Die Schweizer warnten uns damals, die serbische Seite der Stadt zu betreten, ein Ratschlag den wir - eine Gruppe von deutschen Journalisten - ignorierten.

Während auf der albanischen Seite das Leben pulsierte und das Stadtbild von Jugendlichen und Kindern dominiert wurde, schon aufgrund der demographischen Explosion der albanischen Bevölkerung, schien der serbische Teil in einen Zustand der Erstarrung gefallen zu sein, ja in eine Art Trutzburg.

"Ihr im Westen habt diesen kriminellen Albaner-Staat geschaffen, jetzt müsst Ihr sehen, wie Ihr damit zurecht kommt!" erregte sich eine Dame im serbischen Teil der Stadt, nachdem wir ins Gespräch gekommen waren.

Der Fluss Ibar teilt in Mitrovica nämlich nicht nur zwei Stadthälften, sondern zwei ethnisch völlig segregierte Wohngebiete.

Die Brücke über den Fluss ist rund 20 Jahre nach dem Ausbruch des Krieges noch immer ein Symbol für den Kosovo-Konflikt. Auf dem Südufer leben Albaner, im Norden Serben. Zwar ist die Brücke mittlerweile für Fußgänger freigegeben, aber Kontakte zwischen Serben und Albanern gibt es so gut wie keine. Im Gegenteil: Die Feindseligkeit wächst.

Moskau warnt vor weiteren Spannungen 

Russland hat den Westen angesichts der aktuellen Konfrontation zu dringendem Handeln aufgefordert. Die Krise zwischen der NATO und Russland könnte dort auf dem West-Balkan eine weitere Eskalationsstufe erreichen.

Die internationalen Schutzmächte Pristinas müssten auf die Kosovo-Albaner einwirken, um eine weitere Eskalation des Konflikts mit unvorhersehbaren Folgen zu verhindern, fordert Russland, die traditionelle Schutzmacht Serbiens.

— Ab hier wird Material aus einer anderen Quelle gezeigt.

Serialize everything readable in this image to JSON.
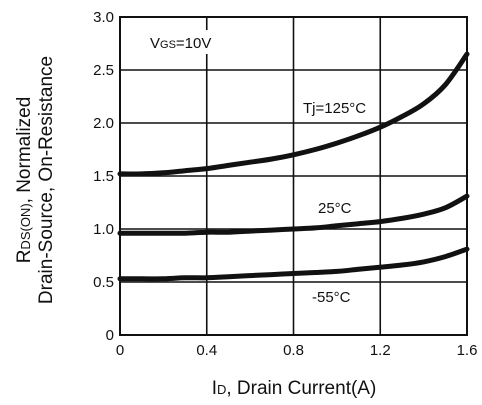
{
  "chart_data": {
    "type": "line",
    "x_ticks": [
      "0",
      "0.4",
      "0.8",
      "1.2",
      "1.6"
    ],
    "y_ticks": [
      "0",
      "0.5",
      "1.0",
      "1.5",
      "2.0",
      "2.5",
      "3.0"
    ],
    "xlim": [
      0,
      1.6
    ],
    "ylim": [
      0,
      3.0
    ],
    "grid": true,
    "xlabel": {
      "main": "I",
      "sub": "D",
      "rest": ", Drain Current(A)"
    },
    "ylabel": {
      "line1_main": "R",
      "line1_sub": "DS(ON)",
      "line1_rest": ", Normalized",
      "line2": "Drain-Source, On-Resistance"
    },
    "condition": {
      "main": "V",
      "sub": "GS",
      "rest": "=10V"
    },
    "series": [
      {
        "name": "Tj=125°C",
        "x": [
          0,
          0.1,
          0.2,
          0.3,
          0.4,
          0.5,
          0.6,
          0.7,
          0.8,
          0.9,
          1.0,
          1.1,
          1.2,
          1.3,
          1.4,
          1.5,
          1.6
        ],
        "y": [
          1.52,
          1.52,
          1.53,
          1.55,
          1.57,
          1.6,
          1.63,
          1.66,
          1.7,
          1.75,
          1.81,
          1.88,
          1.96,
          2.06,
          2.18,
          2.36,
          2.65
        ]
      },
      {
        "name": "25°C",
        "x": [
          0,
          0.1,
          0.2,
          0.3,
          0.4,
          0.5,
          0.6,
          0.7,
          0.8,
          0.9,
          1.0,
          1.1,
          1.2,
          1.3,
          1.4,
          1.5,
          1.6
        ],
        "y": [
          0.96,
          0.96,
          0.96,
          0.96,
          0.97,
          0.97,
          0.98,
          0.99,
          1.0,
          1.01,
          1.03,
          1.05,
          1.07,
          1.1,
          1.14,
          1.2,
          1.31
        ]
      },
      {
        "name": "-55°C",
        "x": [
          0,
          0.1,
          0.2,
          0.3,
          0.4,
          0.5,
          0.6,
          0.7,
          0.8,
          0.9,
          1.0,
          1.1,
          1.2,
          1.3,
          1.4,
          1.5,
          1.6
        ],
        "y": [
          0.53,
          0.53,
          0.53,
          0.54,
          0.54,
          0.55,
          0.56,
          0.57,
          0.58,
          0.59,
          0.6,
          0.62,
          0.64,
          0.66,
          0.69,
          0.74,
          0.81
        ]
      }
    ],
    "curve_labels": [
      "Tj=125°C",
      "25°C",
      "-55°C"
    ],
    "line_color": "#111111",
    "grid_color": "#111111"
  }
}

Die aktuelle Krise war durch eine Polizeirazzia der Kosovaren im bevölkerten Norden des Kosovo hervorgerufen worden, was die Russen als neuerliche Provokation der nichtalbanischen Bevölkerung kritisierten. Ferner reagierte Moskau konsterniert auf die Tatsache, dass im Zuge der Polizeiaktion ein russischer Diplomat vorübergehend in kosovarisches Gewahrsam genommen worden war.

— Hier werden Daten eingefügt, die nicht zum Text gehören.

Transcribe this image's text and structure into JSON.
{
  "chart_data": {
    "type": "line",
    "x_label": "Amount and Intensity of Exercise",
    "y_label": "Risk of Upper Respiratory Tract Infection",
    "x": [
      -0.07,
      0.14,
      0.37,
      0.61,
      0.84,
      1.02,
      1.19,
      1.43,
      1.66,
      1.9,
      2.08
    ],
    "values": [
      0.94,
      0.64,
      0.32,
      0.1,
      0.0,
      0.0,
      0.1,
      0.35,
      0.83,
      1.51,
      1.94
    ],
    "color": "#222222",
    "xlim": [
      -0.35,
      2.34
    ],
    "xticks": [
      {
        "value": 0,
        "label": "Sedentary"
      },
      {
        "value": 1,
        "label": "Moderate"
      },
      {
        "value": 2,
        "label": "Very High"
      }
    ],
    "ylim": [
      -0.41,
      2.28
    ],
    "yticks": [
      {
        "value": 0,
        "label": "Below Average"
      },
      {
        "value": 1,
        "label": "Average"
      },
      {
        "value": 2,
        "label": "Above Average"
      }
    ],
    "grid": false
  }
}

Die kosovarische Regierung behauptete hingegen, die Razzia hätte sich gegen kriminelle Subjekte gerichtet, gegen Schmuggler und mafiöse Strukturen, von denen es in den eigenen Reihen nur so wimmeln würde.

Nord-Mitrovica gehört wie die serbischen Enklaven in der Umgebung zum Kosovo, obwohl die kosovarischen Behörden dort nur auf dem Papier etwas zu sagen haben. Nach Angaben des Innenministeriums in Pristina trafen die Sicherheitskräfte bei dem Einsatz gegen organisierte Kriminalität auf „bewaffneten Widerstand“.

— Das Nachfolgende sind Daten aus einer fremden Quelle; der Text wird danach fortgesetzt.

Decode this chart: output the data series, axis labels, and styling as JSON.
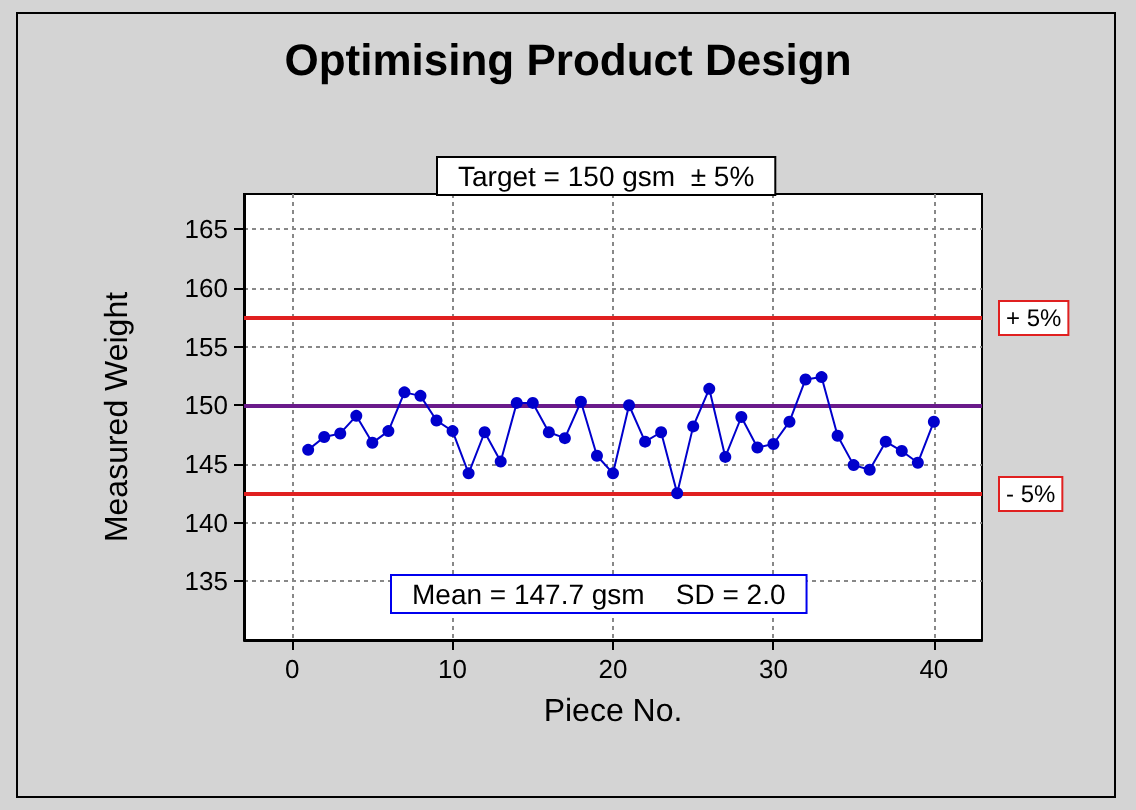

19 Personen wurden bei der Razzia inhaftiert, darunter ein lokaler Polizeichef, bestätigte die Polizei in Pristina. Unter den Verhafteten, es handelt sich ausnahmslos um Polizisten, die mittlerweile vom Dienst suspendiert wurden, befinden sich demnach elf Serben, vier Albaner und vier Bosniaken. Der Chefankläger Syle Hoxha bestätigte bei derselben Pressekonferenz, dass die Razzia nach einjährigen Ermittlungen erfolgt sei.

UN-Mitarbeiter unter den Verhafteten – Vučić lässt Armee in volle Einsatzbereitschaft versetzen

Erstaunlich ist diesbezüglich allerdings, dass sich unter den Festgenommenen zwei Mitarbeiter der UN-Mission befinden, wie das UN-Büro in Pristina betätigte. Diese seien verletzt ins Krankenhaus eingeliefert worden. Die UNO richtete inzwischen scharfe Noten des Protestes in Richtung Pristinas und forderte die kosovarischen Behörden auf, die zwei Mitarbeiter dringend freizulassen.

Brisant ist dieser Fauxpas auch deshalb, da einer der verhafteten UN-Mitarbeiter Russe ist. 

Der kosovarische Präsident Hashim Thaçi erhob inzwischen den Vorwurf, dieser russische Staatsbürger habe „als Diplomat getarnt“ versucht, die Polizei an der Ausübung ihrer Pflichten zu hindern. Das russische Außenministerium verurteilte die Festnahme als „unerhörten Vorfall“, durch den die „provozierende Linie“ der Führung des Kosovo erneut sichtbar werde.

In Belgrad, wo man die Abspaltung der Wiege des Serbentums, als welches Kosovo nicht nur von Vertretern der orthodoxen Kirche angesehen wird, nie überwunden hat, ließ der serbische Präsident Vučić die nationale Armee und das Innenministerium in volle Einsatzbereitschaft versetzen. Die Gespenster des Balkans, von denen Peter Scholl-Latour einst treffenderweise schrieb, sind immer noch aktiv.